Per la cronaca, “le protesi di valvole polmonari trans-catetere sono entrate nella pratica clinica dal 2007 – è stato sottolineato – sono costituite di materiale biologico (ricavate da analoga valvola suina o bovina, trattata e fissata su un anello metallico coperto di fibra sintetica) e si basano tutte su di una tecnologia “balloon expandable”. La valvola è cucita all’interno di un supporto metallico (stent) che viene impiantato mediante un pallone introdotto attraverso il catetere. Il pallone viene gonfiato ed allarga lo stent sistemando la protesi nella posizione voluta. Le dimensioni del pallone – da circa 16 a 29 millimetri – costituiscono però un limite all’utilizzo del sistema. Nella maggior parte dei pazienti, infatti, lo spazio in cui inserire la protesi valvolare è più ampio, come conseguenza della malattia, degli interventi già subiti o per altri eventi della storia clinica. È questo il motivo per il quale con la tecnologia “balloon expandable” è possibile trattare solo circa il 20 per cento dei pazienti che hanno necessità di sostituire una valvola polmonare”.

Ancora il Bambino Gesù: “La nuova tecnologia si basa sul sistema “self-expandable valve”. Lo stent è autoespandibile ed è in grado di raggiungere diametri maggiori – fino a circa 36 millimetri – aumentando di molto il numero dei pazienti candidabili al trattamento. Ogni anno al Bambino Gesù si interviene su circa 30 bambini e ragazzi: un numero che potrà essere più che raddoppiato con la nuova tecnica evitando un intervento cardiochirurgico a cuore aperto. Molti dei pazienti sono stati sottoposti in precedenza ad atti chirurgici, per cui la possibilità di accedere a un intervento mini-invasivo è un innegabile vantaggio. Il sistema di cui è capofila l’Ospedale della Santa Sede è stato sviluppato da un’azienda cinese e ha ricevuto il marchio Ce a maggio 2022 (Venus Valve). Al momento attuale non esistono altri sistemi simili utilizzabili nella pratica clinica”.
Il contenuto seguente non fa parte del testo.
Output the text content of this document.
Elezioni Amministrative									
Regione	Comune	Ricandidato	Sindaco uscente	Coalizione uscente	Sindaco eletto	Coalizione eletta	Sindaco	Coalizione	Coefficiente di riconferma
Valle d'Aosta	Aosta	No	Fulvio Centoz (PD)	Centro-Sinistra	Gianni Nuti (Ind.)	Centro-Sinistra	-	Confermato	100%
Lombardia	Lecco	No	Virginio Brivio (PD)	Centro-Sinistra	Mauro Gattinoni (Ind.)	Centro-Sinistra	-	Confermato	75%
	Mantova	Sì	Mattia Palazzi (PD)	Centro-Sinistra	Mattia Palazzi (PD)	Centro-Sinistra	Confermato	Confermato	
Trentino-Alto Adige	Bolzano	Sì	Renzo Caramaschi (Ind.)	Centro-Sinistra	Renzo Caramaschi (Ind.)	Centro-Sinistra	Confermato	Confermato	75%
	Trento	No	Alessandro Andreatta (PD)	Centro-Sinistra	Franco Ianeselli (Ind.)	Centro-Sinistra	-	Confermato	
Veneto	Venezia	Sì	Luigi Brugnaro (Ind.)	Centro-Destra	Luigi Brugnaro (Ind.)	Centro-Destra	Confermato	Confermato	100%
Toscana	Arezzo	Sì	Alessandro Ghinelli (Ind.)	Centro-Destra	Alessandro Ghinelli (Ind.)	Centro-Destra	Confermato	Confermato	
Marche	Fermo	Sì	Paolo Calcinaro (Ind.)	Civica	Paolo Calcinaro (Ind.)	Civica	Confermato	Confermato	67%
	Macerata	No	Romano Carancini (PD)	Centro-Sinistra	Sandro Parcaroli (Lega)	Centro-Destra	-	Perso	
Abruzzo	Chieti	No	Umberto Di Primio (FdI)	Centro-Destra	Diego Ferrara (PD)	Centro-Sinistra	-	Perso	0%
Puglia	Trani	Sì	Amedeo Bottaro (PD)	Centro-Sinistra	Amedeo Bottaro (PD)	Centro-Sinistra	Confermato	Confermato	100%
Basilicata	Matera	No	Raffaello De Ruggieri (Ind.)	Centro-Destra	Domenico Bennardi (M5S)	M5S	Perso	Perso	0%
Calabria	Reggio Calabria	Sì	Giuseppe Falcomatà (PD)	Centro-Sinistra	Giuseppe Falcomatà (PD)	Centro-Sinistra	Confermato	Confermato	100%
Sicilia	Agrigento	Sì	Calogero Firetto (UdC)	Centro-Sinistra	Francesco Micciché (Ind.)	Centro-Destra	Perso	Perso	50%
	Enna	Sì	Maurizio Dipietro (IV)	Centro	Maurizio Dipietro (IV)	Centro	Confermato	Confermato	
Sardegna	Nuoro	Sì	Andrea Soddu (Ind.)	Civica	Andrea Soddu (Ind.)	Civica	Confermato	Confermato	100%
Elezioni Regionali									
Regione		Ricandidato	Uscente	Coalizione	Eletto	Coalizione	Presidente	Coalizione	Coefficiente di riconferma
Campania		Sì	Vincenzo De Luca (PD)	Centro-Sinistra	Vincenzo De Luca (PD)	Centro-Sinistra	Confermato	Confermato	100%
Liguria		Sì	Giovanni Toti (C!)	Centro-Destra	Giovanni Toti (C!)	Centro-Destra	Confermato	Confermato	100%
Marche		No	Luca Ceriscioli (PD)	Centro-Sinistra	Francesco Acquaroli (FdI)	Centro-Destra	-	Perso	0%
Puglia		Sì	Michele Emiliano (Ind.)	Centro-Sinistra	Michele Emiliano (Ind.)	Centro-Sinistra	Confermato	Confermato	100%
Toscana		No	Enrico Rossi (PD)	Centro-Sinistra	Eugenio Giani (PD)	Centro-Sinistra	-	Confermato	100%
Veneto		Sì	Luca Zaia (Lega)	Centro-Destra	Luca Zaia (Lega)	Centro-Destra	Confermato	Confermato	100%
Il Bambino Gesù, pertanto, è il primo ospedale europeo a utilizzare questa tecnologia dopo l’approvazione clinica. In più, è stato individuato come punto di riferimento per l’Italia e per l’Europa e “avrà il compito di promuoverne l’uso negli altri centri, curando anche la formazione degli operatori”.

In una prospettiva a lungo raggio, ha terminato il dottor Butera, l’intenzione è quella di “ampliare notevolmente il numero dei pazienti che può beneficiare di un approccio mini-invasivo. Inoltre, l’applicazione delle tecniche di imaging, visualizzazione 3d, simulazione computazionale permetteranno di comprendere ancora meglio i margini di applicazione e di ampliare le situazioni in cui poter procedere”.